What Is 'Bawal Bastos' Law and Why it Matters to Your Family
Manila/ Ohana/ Family

What Is 'Bawal Bastos' Law and Why it Matters to You and Your Family


Catcalling is not a compliment!

If you’re a woman passing through a group of men alone, chances are you’ve been catcalled multiple times, regardless of what you are wearing.

In Quezon City alone, the largest city in Metro Manila, three out of five women experienced street harassment, 88% of whom were aged 18–24 years old. The incidents mainly involved stalking and groping on public transportation, major roads, and eskinitas (narrow alleys), the UN Women reported via GMA News Online in 2016.

From wolf-whistling to making lewd gestures and uttering sexist slurs, catcalling is often dismissed as harmless; however, this culture may inflict serious psychological consequences for its victims, regardless of gender. Remember, street harassment is illegal and should never be tolerated. In 2019, Former President Rodrigo Duterte signed the “Bawal Bastos” law or the Safe Spaces Act (Republic Act 11313) of 2018 in a bid to promote respect and ensure safety and equality for all. Under this legislation, it punishes catcalling, making offensive body gestures, stalking, and other gender-based harassment both in public spaces and online.

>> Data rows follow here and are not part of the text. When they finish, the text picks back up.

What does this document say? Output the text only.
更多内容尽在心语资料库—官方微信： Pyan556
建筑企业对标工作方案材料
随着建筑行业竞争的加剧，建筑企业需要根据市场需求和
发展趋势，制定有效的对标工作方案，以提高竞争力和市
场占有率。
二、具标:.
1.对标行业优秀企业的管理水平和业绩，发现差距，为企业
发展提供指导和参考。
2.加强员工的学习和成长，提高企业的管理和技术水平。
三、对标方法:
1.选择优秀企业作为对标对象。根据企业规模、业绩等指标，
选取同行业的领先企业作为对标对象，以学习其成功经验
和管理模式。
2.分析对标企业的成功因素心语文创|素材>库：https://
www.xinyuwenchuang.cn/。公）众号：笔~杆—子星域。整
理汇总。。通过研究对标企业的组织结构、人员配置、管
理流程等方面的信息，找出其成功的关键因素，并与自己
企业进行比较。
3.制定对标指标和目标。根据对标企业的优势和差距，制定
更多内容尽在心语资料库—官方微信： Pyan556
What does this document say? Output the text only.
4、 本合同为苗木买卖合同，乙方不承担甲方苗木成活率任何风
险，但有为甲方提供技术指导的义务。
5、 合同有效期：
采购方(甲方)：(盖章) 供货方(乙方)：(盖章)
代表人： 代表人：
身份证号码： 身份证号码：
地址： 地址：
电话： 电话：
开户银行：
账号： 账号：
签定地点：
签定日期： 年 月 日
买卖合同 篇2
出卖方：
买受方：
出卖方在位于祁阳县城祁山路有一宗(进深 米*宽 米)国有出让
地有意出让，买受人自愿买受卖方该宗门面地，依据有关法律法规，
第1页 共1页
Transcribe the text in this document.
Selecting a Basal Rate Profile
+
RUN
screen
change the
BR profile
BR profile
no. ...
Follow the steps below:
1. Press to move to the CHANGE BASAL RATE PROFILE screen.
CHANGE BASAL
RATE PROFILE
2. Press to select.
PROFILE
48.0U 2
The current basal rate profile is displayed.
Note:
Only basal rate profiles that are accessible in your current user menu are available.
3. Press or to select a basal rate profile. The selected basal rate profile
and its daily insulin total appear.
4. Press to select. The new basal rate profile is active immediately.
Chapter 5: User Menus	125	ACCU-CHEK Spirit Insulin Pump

“It is the policy of the state to value the dignity of every human person and guarantee full respect for human rights. It is likewise the policy of the state to recognize the role of women in nation-building and ensure the fundamental equality before the law of women and men,” the law stated.

Violators may face penalties ranging from P1,000 to P100,000 and a mandatory 12-hour community service inclusive of attendance at a Gender Sensitivity Seminar to be conducted by the Philippine National Police (PNP) in coordination with the local government unit and the Philippine Commission on Women.

How to Handle It

If someone tries to harass you, consider scaring them by pretending to call the police and reporting their offensive behavior. Make sure to project confidence through body language—make eye contact and walk away with your head held high.

Alternatively, if you are non-confrontational and you feel like your safety is threatened, go somewhere else: cross the street, change your route to a safe location like a convenience store or coffee shop, or seek help from a security guard or police.

To formally report the incident, you may go to barangay and police stations or file a direct complaint with the prosecutor’s office. Additionally, you may reach out to the Inter-Agency Council on Violence Against Women and their Children (IACVAWC) which conducts programs and projects to combat VAWC. For immediate assistance, you may check the helplines via this link.


Standard of Proof

To make sure that perpetrators of these criminal behaviors will be held accountable, write down the details of the incident right after it happens. This should include the date, time, location, and most importantly, the specific words and actions taken by the catcaller. If there were any witnesses to the incident, ask them if they would be willing to provide a statement or testify on your behalf.

If you feel safe doing so, you can use your phone to record audio or video of the incident. In case the harassment happened near an establishment, victims, with the help of police and authorities, have the right to request access to the CCTV footage, especially when ordered by the court.